December 22, 1819, a meeting was held at Mattingly’s Tavern, near the foot of 3rd street southeast, for the purpose of organizing a fire company. This was known as the Phoenix company, and the engine and apparatus were located at the tobacco warehouse on 3rd street between M and N streets, and the following officers were elected: John A. Chalmers, president; Thomas Howard, clerk in the navy yard, vice president; Edward Mattingly, treasurer; G. W. Dawson, secretary.
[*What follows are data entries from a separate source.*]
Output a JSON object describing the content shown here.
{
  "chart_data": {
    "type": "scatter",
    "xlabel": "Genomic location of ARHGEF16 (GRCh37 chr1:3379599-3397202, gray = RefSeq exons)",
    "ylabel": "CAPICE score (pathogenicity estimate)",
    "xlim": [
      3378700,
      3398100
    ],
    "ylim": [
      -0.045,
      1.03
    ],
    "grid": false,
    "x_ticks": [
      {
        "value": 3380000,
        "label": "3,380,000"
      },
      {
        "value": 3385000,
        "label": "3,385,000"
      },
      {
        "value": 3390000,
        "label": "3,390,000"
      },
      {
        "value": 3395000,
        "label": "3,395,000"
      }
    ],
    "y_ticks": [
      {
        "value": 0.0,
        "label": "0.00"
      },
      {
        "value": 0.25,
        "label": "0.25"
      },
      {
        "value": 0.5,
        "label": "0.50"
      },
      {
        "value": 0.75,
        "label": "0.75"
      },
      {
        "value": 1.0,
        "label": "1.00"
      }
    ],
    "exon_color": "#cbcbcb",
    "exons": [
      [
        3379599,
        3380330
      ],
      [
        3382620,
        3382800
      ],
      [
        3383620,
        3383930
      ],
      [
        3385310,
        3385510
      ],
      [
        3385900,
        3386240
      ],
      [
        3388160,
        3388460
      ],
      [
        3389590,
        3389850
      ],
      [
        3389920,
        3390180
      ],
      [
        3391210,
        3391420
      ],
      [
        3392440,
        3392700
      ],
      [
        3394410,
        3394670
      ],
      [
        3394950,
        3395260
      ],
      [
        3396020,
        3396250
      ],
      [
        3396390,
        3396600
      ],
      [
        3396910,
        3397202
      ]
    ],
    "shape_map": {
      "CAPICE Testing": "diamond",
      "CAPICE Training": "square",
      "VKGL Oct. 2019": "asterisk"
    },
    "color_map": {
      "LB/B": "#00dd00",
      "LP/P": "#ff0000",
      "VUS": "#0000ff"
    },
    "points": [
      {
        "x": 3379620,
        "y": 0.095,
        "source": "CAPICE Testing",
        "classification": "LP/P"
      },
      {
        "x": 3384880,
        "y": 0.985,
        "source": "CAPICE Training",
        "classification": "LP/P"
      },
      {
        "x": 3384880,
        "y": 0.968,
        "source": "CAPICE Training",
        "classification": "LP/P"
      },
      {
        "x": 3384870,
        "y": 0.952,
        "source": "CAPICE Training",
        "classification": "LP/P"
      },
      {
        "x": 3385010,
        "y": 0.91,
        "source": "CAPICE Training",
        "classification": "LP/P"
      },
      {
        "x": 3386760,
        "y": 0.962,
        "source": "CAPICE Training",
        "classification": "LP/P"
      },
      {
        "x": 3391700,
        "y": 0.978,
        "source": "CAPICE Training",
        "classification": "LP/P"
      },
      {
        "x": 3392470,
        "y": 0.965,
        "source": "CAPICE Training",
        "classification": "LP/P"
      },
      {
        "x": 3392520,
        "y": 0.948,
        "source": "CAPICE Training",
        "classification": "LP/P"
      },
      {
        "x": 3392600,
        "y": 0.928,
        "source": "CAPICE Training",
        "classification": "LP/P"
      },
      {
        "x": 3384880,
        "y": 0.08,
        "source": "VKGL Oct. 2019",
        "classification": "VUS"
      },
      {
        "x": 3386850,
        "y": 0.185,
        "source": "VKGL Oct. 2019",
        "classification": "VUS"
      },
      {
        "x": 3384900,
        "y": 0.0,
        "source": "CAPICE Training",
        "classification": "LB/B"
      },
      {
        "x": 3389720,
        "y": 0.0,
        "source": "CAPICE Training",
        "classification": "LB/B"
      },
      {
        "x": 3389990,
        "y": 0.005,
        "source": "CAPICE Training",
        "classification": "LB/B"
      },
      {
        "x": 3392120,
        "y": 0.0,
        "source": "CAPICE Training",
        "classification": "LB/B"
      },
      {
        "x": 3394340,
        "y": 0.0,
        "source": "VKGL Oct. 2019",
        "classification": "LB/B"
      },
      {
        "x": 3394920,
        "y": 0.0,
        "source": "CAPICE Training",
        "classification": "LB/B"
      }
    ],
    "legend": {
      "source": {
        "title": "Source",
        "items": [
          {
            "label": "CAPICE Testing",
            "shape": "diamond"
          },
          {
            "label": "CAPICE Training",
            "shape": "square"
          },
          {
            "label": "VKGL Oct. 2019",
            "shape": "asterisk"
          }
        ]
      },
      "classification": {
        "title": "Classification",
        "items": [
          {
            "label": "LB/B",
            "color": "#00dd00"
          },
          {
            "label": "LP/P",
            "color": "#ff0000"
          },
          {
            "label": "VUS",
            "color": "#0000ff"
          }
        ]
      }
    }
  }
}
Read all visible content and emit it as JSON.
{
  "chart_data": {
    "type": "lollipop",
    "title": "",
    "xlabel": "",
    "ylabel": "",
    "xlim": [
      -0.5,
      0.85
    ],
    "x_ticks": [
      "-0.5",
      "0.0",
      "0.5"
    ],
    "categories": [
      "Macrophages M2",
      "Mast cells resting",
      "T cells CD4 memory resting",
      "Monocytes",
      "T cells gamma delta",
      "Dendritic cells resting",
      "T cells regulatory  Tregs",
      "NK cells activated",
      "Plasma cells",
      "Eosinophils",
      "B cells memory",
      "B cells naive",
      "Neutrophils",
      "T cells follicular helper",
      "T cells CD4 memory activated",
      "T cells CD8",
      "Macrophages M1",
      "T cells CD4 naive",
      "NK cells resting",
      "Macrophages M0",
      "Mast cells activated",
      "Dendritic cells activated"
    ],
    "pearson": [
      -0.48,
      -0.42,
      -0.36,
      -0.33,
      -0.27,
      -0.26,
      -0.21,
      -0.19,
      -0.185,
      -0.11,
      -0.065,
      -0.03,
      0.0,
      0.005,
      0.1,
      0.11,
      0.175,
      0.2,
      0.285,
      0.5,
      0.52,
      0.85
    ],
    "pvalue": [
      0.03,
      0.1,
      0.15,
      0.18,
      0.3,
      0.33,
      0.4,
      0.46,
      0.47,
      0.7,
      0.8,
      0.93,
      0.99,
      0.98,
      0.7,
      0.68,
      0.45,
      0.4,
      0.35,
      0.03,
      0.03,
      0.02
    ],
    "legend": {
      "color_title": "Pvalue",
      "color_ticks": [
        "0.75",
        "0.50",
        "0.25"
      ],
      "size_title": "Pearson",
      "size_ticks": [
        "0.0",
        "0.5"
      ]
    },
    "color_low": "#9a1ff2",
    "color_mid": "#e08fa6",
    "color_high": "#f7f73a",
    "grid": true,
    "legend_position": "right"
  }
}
There were about forty members present at the first meeting, among them William H. Barnes, lumber measurer; Joseph Follansby, a well known carpenter; Henry Kurtz, foreman anchorsmith at the navy yard; Gustavus Howard, carpenter; Henry Johnson, Thomas Nevitt, Thomas Coote, brewer; Edward Booth; Samuel P. Lowe, tobacco inspector; William R. Maddox, William Nottingham, Charles L. Nevitt, E. Castile, George Sanford and others.